Plus de six ans après les États-Unis, l’Europe a enfin son règlement pour lutter contre les minerais du sang, ceux qui financent les conflits armés. Après des semaines de négociations avec la Commission de Bruxelles, le Parlement et le Conseil européens sont parvenus à un accord sur le texte final, ébauché en juin dernier, et ils devraient l’adopter dans les semaines prochaines.
Les entreprises européennes y sont contraintes de veiller à ce que leur approvisionnement en or, en étain, en tantale et en tungstène ne finance pas les conflits, et ce partout dans le monde contrairement à la loi Dodd Frank aux États-Unis qui se concentrait sur la seule région africaine des Grands Lacs.
Un texte insuffisant, soulignent les ONG
En revanche, le texte européen ne s’appliquera qu’à partir de 2021 et il comporte de grandes insuffisances soulignées par les ONG. Pourquoi seulement ces quatre métaux, et pas par exemple le cobalt, où le travail des enfants a été signalé dans les mines ?

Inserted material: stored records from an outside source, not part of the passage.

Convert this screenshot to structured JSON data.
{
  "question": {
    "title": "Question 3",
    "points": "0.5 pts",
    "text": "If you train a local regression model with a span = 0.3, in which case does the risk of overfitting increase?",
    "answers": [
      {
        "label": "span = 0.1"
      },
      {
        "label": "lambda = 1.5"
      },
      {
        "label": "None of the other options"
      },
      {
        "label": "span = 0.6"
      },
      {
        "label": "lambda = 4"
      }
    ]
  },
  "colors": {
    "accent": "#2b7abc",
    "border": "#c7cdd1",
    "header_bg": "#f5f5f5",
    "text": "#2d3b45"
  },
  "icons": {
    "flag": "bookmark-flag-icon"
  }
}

Sabine Gagnier, chargée de plaidoyer Entreprises et droits humains chez Amnesty International, qui mène le collectif d’associations, regrette aussi l’instauration d’un tonnage en dessous duquel les entreprises n’auront aucun compte à rendre : « Ces seuils vont exempter un certain nombre d’entreprises, par exemple les bijoutiers ou les dentistes, et ça va permettre du coup à un certain nombre de produits qui représentent des millions d’euros de pouvoir rentrer dans l’Union européenne sans faire l’objet d’aucun contrôle. »
Seuls les importateurs de métaux bruts visés
Autre critique que les entreprises puissent déléguer à une plateforme collective la fiabilité de leur approvisionnement en ces quatre métaux, ce qui diluera leur responsabilité juridique. Enfin, et cette lacune était connue dès le mois de juin, contrairement à la loi américaine, le règlement européen ne vise que les importateurs de métaux bruts, pas les importateurs de composants contenant de l’or, du tantale, du tungstène ou de l’étain, ni les entreprises qui commercialisent les objets objets finis.
On est encore loin de pouvoir acheter un bijou ou un téléphone en Europe les yeux fermés, en étant sûr que les métaux qu’ils contiennent n’ont pas financé un conflit ou une infraction aux droits de l’homme dans le monde.